Entretanto, esse modelo tem se mostrado insuficiente e superado, sobretudo a
partir da década de 1980, que coincide com o neoliberalismo que se levantou na
economia, ao mesmo tempo em que a natureza começou a dar sinais de esgotamento
de seus recursos renováveis.
O Bem Viver,
então, se apresenta como um pensamento em construção, que procura resgatar os
saberes dos povos originários, sobretudo das comunidades andinas, acompanhado
por uma reflexão acadêmica a respeito dos movimentos sociais e da necessidade
de implementação de políticas públicas voltadas para a superação dos graves problemas
decorrentes da economia exploratória e de mercado. Uma das marcas desse
processo de construção foi a inserção do Bem Viver nas leis fundamentais do
Equador e da Bolívia, assim como o surgimento de várias experiências de
aplicação das práticas em comunidades em várias partes do continente.
O Bem Viver,
portanto, é um conceito plural que precisa ser analisado a partir da interação
com outros saberes voltados para o cuidado com a natureza, à crítica ao modelo
socioeconômico que orienta o consumo e a uma reelaboração do modo de pensar a vida
e o bem-estar nos dias atuais. O Bem Viver é, por assim dizer, uma forma
decolonial de pensar, ou seja, se se desvencilhar da influência da mentalidade
colonizadora e construir respostas a partir de sua própria experiência cultural.

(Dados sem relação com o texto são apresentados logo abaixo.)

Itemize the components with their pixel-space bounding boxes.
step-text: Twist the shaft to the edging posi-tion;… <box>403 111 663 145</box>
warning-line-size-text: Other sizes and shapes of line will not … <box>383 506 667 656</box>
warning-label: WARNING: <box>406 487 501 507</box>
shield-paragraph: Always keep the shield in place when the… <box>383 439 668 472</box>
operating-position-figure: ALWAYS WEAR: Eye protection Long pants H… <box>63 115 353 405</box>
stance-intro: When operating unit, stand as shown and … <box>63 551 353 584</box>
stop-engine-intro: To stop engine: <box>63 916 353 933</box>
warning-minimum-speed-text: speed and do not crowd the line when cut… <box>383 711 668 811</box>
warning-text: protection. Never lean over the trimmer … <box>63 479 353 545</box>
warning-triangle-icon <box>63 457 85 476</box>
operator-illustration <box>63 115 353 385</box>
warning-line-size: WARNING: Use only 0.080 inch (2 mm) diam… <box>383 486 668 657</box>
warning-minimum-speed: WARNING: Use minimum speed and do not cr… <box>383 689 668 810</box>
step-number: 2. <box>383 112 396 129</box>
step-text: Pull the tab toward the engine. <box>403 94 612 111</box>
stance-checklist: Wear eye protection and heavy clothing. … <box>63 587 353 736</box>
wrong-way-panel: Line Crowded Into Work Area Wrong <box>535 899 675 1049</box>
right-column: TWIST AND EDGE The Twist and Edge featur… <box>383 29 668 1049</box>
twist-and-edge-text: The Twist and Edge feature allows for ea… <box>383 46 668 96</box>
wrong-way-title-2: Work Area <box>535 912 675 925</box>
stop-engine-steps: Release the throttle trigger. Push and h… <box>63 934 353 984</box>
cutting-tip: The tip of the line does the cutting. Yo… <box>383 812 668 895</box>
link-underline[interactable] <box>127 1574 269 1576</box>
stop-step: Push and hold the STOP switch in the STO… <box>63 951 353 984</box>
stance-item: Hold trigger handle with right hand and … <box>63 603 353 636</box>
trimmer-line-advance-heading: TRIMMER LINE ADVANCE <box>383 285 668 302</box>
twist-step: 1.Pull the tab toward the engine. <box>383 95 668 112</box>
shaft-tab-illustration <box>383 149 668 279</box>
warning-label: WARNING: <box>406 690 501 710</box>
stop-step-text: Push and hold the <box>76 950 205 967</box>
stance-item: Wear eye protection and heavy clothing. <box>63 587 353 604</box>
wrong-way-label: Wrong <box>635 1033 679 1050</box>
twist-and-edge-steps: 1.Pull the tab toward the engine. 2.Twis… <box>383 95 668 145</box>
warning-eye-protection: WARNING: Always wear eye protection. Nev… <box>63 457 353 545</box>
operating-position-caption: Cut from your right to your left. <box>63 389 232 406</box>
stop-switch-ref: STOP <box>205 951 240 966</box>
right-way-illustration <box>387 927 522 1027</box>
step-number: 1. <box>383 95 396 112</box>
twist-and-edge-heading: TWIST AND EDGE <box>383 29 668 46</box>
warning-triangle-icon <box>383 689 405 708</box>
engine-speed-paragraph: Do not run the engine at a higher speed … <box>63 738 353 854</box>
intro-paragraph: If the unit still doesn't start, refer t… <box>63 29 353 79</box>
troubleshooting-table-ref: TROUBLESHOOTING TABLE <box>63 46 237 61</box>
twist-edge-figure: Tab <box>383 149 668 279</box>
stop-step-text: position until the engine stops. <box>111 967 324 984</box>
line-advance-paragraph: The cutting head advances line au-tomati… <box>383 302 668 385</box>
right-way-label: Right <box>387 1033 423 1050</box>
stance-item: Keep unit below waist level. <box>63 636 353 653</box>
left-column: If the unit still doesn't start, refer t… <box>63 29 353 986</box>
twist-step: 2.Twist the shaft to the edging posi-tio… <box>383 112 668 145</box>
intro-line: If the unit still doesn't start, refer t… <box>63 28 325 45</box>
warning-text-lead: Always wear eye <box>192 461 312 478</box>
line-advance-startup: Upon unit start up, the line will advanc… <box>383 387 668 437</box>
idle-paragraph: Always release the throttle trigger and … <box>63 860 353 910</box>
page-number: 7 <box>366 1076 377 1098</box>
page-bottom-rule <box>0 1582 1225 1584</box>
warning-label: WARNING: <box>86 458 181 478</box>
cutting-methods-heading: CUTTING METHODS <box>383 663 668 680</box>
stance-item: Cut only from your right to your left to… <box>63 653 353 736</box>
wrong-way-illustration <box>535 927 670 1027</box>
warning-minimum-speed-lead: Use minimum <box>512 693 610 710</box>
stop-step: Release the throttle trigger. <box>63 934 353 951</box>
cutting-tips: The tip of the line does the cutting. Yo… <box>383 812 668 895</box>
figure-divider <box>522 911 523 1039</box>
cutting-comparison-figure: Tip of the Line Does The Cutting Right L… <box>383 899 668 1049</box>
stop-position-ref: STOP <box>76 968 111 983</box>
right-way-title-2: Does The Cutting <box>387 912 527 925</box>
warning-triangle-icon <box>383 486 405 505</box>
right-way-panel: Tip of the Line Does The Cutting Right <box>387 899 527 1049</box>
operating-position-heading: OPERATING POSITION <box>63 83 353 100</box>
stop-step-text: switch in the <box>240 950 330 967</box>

É uma forma de pensar em aberto, o que torna possível inclusive dialogar com outros
saberes tradicionais e buscar respostas que emanam da experiência de povos
marginalizados e explorados em outras partes do mundo. Segundo a particularidade
de cada povo, emergem conceitos que se complementam e apontam caminhos para o
diálogo.
Uma das possibilidades
de diálogo é com a Teologia. Os povos originários da América Latina foram influenciados
por uma visão cristã dualista, que opõe corpo e alma, céu e inferno, mundo e
espiritualidade. A aproximação da teologia com a ideia do Bem Viver passa pelo
resgate da relação entre o homem e a natureza como uma unidade integradora, na
medida em que ambos estão interligados e são coexistentes.
Para dialogar
com as formas do Bem Viver, uma das possibilidades é fazer uma releitura dos
discursos de Jesus a respeito do sentido da vida e dos valores imprescindíveis
para uma vida digna no mundo. Jesus não se preocupou apenas com uma vida no
porvir, mas com a vivência de forma plena já aqui nesse tempo presente. Ele
ensinou princípios de vida, deixou mandamentos, fez advertências e recomendou
práticas para que as pessoas pudessem viver bem umas com as outras e também
experimentassem uma vida de realizações no mundo.
A aproximação
dos ensinos de Jesus com o Bem Viver nos ajuda a perceber que a mensagem do
evangelho é para toda criatura, que se atualiza e se insere no contexto das culturas
para promover o resgate do que há de mais humano.